酔古堂剣掃 / 集奇・愁ひは一種に非ず
愁非一種,春愁則天愁地愁;怨有千般,閨怨則人怨鬼怨。天懶雲沈,雨昏花蹙,法界豈少愁雲;石頹山瘦,水枯木落,大地覺多窘況。
新字:愁非一種,春愁則天愁地愁;怨有千般,閨怨則人怨鬼怨。天懶雲沈,雨昏花蹙,法界豈少愁雲;石頽山痩,水枯木落,大地覚多窘況。
書き下し
愁ひは一種に非ず、春愁は則ち天愁へ地愁ふ。怨みに千般有り、閨怨は則ち人怨み鬼怨む。天懶く雲沈み、雨昏く花蹙まる、法界豈に愁雲少なからんや。石頹れ山瘦せ、水枯れ木落つ、大地も窘況多きを覺ゆ。
現代語訳
愁いは一種類ではありませんが、春の愁いとなると、天も愁え地も愁えます。怨みには千通りもありますが、閨の怨み(夫を待つ女性の怨み)となると、人も怨み鬼神も怨みます。天はけだるく雲は重く沈み、雨はほの暗く花はしぼんでいる。この世界にどうして愁いの雲が少ないことがありましょう。石は崩れ山はやせ、水は涸れ木の葉は落ちる。大地にもまた、苦しいありさまが多いと感じられるのです。
解説
人の愁いと怨みが、天地自然にまで満ちていると詠んだ一則です。春愁は春に覚えるもの憂い気分、閨怨は夫の帰りを待つ女性の寂しさや恨みで、古来、詩の重要な主題でした。春愁は天地まで巻き込み、閨怨は人ばかりか鬼神までも怨ませるほど深いと言います。

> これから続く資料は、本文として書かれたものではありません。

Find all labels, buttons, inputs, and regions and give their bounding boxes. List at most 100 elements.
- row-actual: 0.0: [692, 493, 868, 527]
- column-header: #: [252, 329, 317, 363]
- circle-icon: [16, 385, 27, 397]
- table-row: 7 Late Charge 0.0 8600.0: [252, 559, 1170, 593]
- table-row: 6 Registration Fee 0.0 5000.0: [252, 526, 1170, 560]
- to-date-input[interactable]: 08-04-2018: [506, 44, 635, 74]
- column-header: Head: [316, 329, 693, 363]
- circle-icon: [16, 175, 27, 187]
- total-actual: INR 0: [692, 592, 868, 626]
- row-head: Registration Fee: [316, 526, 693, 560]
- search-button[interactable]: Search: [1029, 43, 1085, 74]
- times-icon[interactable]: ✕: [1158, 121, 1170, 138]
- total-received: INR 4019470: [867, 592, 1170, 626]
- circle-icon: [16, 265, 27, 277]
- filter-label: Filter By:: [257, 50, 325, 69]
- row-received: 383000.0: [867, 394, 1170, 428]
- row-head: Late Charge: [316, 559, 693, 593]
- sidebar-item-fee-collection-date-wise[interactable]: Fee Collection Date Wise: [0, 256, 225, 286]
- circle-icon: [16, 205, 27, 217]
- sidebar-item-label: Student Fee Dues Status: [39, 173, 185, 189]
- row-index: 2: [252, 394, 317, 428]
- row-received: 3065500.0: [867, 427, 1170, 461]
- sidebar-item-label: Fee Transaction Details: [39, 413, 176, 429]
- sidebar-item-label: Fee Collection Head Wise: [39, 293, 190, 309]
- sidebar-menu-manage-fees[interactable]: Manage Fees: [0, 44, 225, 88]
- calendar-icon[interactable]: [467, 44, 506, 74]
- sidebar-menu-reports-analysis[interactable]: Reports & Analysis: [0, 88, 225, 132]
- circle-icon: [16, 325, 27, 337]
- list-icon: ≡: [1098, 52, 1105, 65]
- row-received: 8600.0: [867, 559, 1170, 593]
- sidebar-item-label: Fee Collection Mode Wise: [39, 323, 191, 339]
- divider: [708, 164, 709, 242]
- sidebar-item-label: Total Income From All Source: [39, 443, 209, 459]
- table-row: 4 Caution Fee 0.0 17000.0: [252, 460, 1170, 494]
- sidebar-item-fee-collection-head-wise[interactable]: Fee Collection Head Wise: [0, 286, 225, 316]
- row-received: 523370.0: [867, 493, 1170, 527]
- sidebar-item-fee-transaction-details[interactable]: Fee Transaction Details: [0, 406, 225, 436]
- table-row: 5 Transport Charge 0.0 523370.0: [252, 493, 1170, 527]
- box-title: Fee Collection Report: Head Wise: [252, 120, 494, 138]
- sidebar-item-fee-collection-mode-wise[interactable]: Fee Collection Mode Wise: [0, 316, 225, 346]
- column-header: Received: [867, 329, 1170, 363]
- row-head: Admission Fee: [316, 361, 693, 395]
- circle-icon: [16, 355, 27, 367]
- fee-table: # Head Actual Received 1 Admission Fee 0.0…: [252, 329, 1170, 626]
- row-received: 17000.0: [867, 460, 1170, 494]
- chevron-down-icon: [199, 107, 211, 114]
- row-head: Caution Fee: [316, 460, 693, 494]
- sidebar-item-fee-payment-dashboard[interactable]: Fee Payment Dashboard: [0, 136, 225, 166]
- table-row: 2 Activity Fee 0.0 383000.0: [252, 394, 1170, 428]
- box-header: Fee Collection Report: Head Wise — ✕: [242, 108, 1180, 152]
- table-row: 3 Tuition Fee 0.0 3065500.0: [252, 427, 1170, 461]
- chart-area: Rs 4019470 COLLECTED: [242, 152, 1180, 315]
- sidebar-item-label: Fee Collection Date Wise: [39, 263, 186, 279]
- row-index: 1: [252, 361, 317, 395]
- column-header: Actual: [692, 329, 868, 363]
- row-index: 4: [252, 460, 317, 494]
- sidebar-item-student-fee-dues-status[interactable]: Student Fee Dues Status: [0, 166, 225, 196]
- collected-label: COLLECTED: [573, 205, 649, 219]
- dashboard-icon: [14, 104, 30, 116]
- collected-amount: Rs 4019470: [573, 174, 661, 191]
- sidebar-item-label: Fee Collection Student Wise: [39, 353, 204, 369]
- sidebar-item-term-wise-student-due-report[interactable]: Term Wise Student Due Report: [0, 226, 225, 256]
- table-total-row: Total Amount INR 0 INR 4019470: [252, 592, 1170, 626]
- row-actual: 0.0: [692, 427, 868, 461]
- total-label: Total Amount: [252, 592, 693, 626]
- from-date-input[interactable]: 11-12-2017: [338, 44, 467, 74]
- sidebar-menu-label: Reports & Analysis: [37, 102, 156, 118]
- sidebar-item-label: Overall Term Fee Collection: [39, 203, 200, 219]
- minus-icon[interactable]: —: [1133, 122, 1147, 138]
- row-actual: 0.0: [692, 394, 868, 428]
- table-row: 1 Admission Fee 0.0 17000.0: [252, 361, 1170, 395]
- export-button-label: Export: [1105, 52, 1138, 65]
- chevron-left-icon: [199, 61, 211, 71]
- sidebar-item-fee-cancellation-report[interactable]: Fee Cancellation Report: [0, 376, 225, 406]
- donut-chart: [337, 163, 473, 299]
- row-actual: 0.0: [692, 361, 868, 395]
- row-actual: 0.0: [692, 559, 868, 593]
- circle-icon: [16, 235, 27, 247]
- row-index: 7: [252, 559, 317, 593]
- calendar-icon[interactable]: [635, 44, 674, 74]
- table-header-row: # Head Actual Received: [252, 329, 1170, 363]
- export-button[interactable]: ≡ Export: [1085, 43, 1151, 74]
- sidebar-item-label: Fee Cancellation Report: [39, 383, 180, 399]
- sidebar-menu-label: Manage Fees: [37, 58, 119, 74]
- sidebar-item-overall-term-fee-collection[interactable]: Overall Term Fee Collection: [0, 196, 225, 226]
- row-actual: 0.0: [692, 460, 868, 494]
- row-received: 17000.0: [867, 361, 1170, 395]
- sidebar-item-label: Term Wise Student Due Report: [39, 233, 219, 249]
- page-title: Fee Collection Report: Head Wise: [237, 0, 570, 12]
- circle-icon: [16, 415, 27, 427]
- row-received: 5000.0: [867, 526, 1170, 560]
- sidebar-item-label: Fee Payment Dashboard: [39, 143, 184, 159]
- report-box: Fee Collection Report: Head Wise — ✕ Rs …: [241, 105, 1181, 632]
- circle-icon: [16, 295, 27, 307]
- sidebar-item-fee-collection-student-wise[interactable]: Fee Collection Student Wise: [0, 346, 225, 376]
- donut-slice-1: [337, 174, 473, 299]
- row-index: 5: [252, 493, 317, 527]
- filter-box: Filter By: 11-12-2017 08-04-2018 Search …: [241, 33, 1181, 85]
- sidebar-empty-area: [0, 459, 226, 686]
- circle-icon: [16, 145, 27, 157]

後半では、けだるい空、沈む雲、暗い雨、しぼむ花、崩れた石、やせた山、涸れた水、落ちた葉と、愁いを帯びた自然の姿が並べられます。法界は仏教で全世界を言い、窘況は苦しい状況のことです。つらいとき、景色までが沈んで見えるのは人の常です。愁いは自分だけのものではないと知ると、少し心が軽くなるかもしれません。